Ebola virus, named after a river in Africa where it was first recognized in 1976, is typically zoonotic (i.e., animal borne, such as from monkeys) and can cause Ebola hemorrhagic fever, a serious and often fatal disease in people and animals alike. No approved anti-viral drugs are available, and the infection may result in a rapidly fatal hemorrhagic fever possibly marked by internal and external bleeding.
In Our Own Words
Ebola virus, first recognized more than three decades ago, can spread from animals to other animals and humans. In some cases, Ebola virus may cause a severe disease known as Ebola hemorrhagic fever, possibly triggering massive bleeding followed by death in just two weeks. Viral hemorrhagic fevers most commonly occur in tropical areas of the world; cases in the United States usually involve people who have recently traveled globally.
After an incubation period of two to 21 days, symptoms may include fever, headache, muscle and joint aches, sore throat, diarrhea, vomiting and stomach pain.

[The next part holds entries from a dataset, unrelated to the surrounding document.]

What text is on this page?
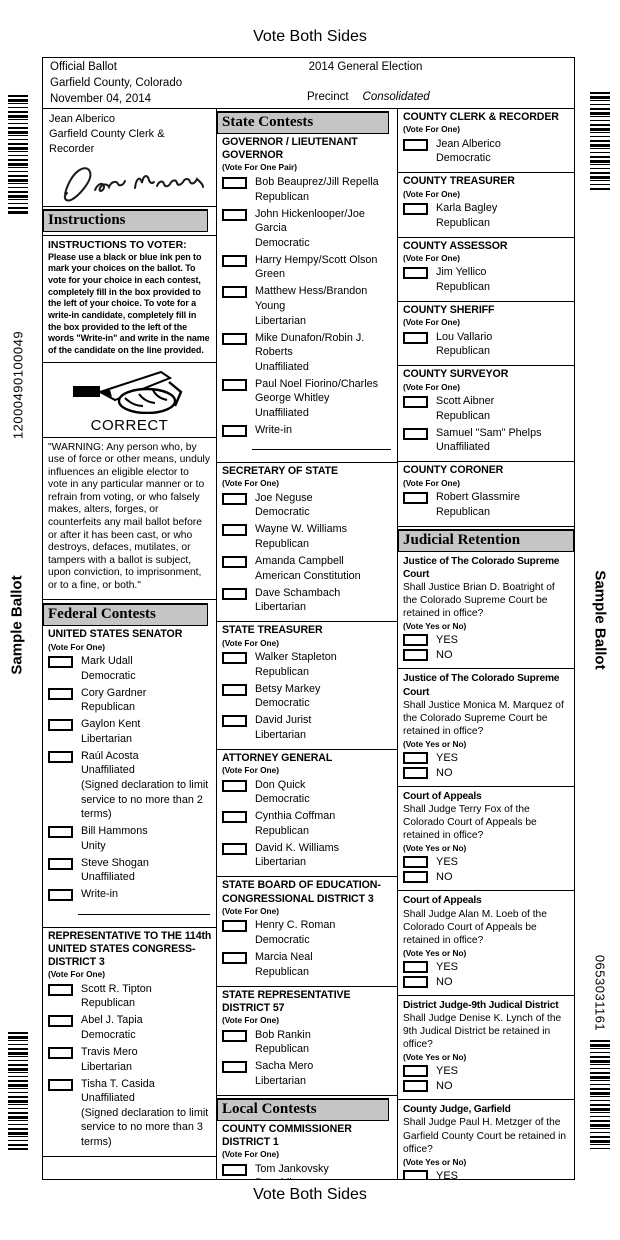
Vote Both Sides
12000490100049
Sample Ballot	Sample Ballot
0653031161
Official Ballot
Garfield County, Colorado
November 04, 2014
2014 General Election
Precinct Consolidated
Jean Alberico
Garfield County Clerk & Recorder
Instructions
INSTRUCTIONS TO VOTER:
Please use a black or blue ink pen to mark your choices on the ballot. To vote for your choice in each contest, completely fill in the box provided to the left of your choice. To vote for a write-in candidate, completely fill in the box provided to the left of the words "Write-in" and write in the name of the candidate on the line provided.
CORRECT
"WARNING: Any person who, by use of force or other means, unduly influences an eligible elector to vote in any particular manner or to refrain from voting, or who falsely makes, alters, forges, or counterfeits any mail ballot before or after it has been cast, or who destroys, defaces, mutilates, or tampers with a ballot is subject, upon conviction, to imprisonment, or to a fine, or both."
Federal Contests
UNITED STATES SENATOR
(Vote For One)
Mark Udall
Democratic
Cory Gardner
Republican
Gaylon Kent
Libertarian
Raúl Acosta
Unaffiliated
(Signed declaration to limit service to no more than 2 terms)
Bill Hammons
Unity
Steve Shogan
Unaffiliated
Write-in
REPRESENTATIVE TO THE 114th UNITED STATES CONGRESS-DISTRICT 3
(Vote For One)
Scott R. Tipton
Republican
Abel J. Tapia
Democratic
Travis Mero
Libertarian
Tisha T. Casida
Unaffiliated
(Signed declaration to limit service to no more than 3 terms)
State Contests
GOVERNOR / LIEUTENANT GOVERNOR
(Vote For One Pair)
Bob Beauprez/Jill Repella
Republican
John Hickenlooper/Joe Garcia
Democratic
Harry Hempy/Scott Olson
Green
Matthew Hess/Brandon Young
Libertarian
Mike Dunafon/Robin J. Roberts
Unaffiliated
Paul Noel Fiorino/Charles George Whitley
Unaffiliated
Write-in
SECRETARY OF STATE
(Vote For One)
Joe Neguse
Democratic
Wayne W. Williams
Republican
Amanda Campbell
American Constitution
Dave Schambach
Libertarian
STATE TREASURER
(Vote For One)
Walker Stapleton
Republican
Betsy Markey
Democratic
David Jurist
Libertarian
ATTORNEY GENERAL
(Vote For One)
Don Quick
Democratic
Cynthia Coffman
Republican
David K. Williams
Libertarian
STATE BOARD OF EDUCATION-CONGRESSIONAL DISTRICT 3
(Vote For One)
Henry C. Roman
Democratic
Marcia Neal
Republican
STATE REPRESENTATIVE DISTRICT 57
(Vote For One)
Bob Rankin
Republican
Sacha Mero
Libertarian
Local Contests
COUNTY COMMISSIONER DISTRICT 1
(Vote For One)
Tom Jankovsky
COUNTY CLERK & RECORDER
(Vote For One)
Jean Alberico
Democratic
COUNTY TREASURER
(Vote For One)
Karla Bagley
Republican
COUNTY ASSESSOR
(Vote For One)
Jim Yellico
Republican
COUNTY SHERIFF
(Vote For One)
Lou Vallario
Republican
COUNTY SURVEYOR
(Vote For One)
Scott Aibner
Republican
Samuel "Sam" Phelps
Unaffiliated
COUNTY CORONER
(Vote For One)
Robert Glassmire
Republican
Judicial Retention
Justice of The Colorado Supreme Court
Shall Justice Brian D. Boatright of the Colorado Supreme Court be retained in office?
(Vote Yes or No)
YES
NO
Justice of The Colorado Supreme Court
Shall Justice Monica M. Marquez of the Colorado Supreme Court be retained in office?
(Vote Yes or No)
YES
NO
Court of Appeals
Shall Judge Terry Fox of the Colorado Court of Appeals be retained in office?
(Vote Yes or No)
YES
NO
Court of Appeals
Shall Judge Alan M. Loeb of the Colorado Court of Appeals be retained in office?
(Vote Yes or No)
YES
NO
District Judge-9th Judical District
Shall Judge Denise K. Lynch of the 9th Judical District be retained in office?
(Vote Yes or No)
YES
NO
County Judge, Garfield
Shall Judge Paul H. Metzger of the Garfield County Court be retained in office?
(Vote Yes or No)
YES
Vote Both Sides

Bleeding, both externally and internally, occurs in some patients.
Scientists have discovered more about the virus, recently realizing a protein that helps transport cholesterol across cell membranes also helps the Ebola virus enter. However, no standard treatment exists for the fever. The focus is on supportive care, including balancing of fluids and electrolytes, controlling blood pressure and maintaining oxygen flow.